Tapi, sesiap-siapnya seorang pensiunan, ada satu hal yang pasti terjadi dan tak bisa dihindari. Maksudnya, secara usia sudah pasti para pensiunan termasuk dalam kelompok wong tuwo (orang tua).
Ya, memang ada mereka yang pensiun dini atau pensiun muda dari suatu instansi atau suatu perusahaan. Tapi, karena usianya masih muda, biasanya mereka akan bekerja lagi di tempat lain.
Nah, mereka yang pensiun normal (pada usia yang menurut aturan di tempatnya bekerja sudah harus pensiun), tentu mereka sudah tua. Paling tidak, lebih tua dari juniornya yang masih aktif bekerja.
Jadi orang tua, kalau tetap bergaya hidup sehat, maka penampilan dan semangatnya akan terlihat seperti anak muda. Katakan saja sebagai orang tua yang berjiwa muda.
Makanya, jangan minder kalau diberi status sebagai wong tuwo, bila secara fisik terlihat masih oke, secara mental pun juga baik-baik saja.
Yang jadi masalah adalah, bila predikat wong tuwo itu sekaligus berpadu sebagai wong cilik (orang kecil), yang konotasinya bukan orang yang kecil fisiknya, namun kecil penghasilannya.
Artinya, kembali lagi pada persiapan dana pensiun. Jika tidak siap, memang ada potensi "terjerumus" menjadi wong cilik.
Apalagi, bagi mereka yang ketika memasuki usia pensiun masih berpangkat rendah. Jika gajinya waktu aktif tergolong kecil, bisa dibayangkan berapa uang pensiun yang diterimanya setiap bulan.
Itupun kalau memang ada uang pensiun bulanannya. Soalnya, di sebagian perusahaan, tidak memberikan fasilitas uang pensiun bulanan, hanya berupa uang pesangon yang dibayarkan sekaligus saat memulai pensiun.
Pesangon tersebut, jika tidak pintar-pintar mengelolanya, akan cepat habis. Nah, nasib setelah itu akan menjadi penentu, apakah seorang pensiunan yang wong tuwo itu akan juga menjadi wong cilik.
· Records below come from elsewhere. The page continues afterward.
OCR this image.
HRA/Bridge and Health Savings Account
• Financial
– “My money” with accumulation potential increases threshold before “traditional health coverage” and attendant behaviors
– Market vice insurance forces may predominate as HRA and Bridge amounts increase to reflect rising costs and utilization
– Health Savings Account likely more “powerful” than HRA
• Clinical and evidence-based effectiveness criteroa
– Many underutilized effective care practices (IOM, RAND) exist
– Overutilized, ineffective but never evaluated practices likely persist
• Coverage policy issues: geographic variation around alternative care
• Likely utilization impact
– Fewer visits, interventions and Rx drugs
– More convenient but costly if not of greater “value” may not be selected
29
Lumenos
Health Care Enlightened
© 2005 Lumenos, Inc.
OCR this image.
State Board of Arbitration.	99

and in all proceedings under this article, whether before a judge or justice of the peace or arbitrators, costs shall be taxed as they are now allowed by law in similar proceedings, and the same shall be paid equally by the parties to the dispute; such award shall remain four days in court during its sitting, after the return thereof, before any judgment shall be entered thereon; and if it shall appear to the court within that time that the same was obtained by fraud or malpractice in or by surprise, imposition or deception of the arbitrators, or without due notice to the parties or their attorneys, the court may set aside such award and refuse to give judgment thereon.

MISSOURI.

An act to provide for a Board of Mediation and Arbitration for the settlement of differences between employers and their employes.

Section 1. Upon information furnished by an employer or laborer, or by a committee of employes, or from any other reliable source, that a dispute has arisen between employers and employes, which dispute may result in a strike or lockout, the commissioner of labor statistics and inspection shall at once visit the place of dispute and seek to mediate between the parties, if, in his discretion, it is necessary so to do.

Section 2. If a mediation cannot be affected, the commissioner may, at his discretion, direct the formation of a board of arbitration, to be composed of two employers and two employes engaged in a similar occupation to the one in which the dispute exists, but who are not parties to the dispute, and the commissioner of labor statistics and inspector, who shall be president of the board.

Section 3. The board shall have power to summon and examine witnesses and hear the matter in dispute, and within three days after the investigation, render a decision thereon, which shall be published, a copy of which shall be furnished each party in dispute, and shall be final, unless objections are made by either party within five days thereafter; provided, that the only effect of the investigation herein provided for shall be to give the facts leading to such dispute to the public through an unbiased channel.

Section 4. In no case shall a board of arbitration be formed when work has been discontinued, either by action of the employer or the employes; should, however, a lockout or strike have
Sekirannya pensiunan yang jadi orang kecil tersebut masih sehat secara fisik dan mental, tentu masih mampu berjuang mengisi masa pensiun untuk berwirausaha memperoleh penghasilan.
Kesimpulannya, persiapkan diri kita sebaik-baiknya untuk mengantisipasi masa pensiun. Siap dana, siap mental, dan juga sehat secara fisik.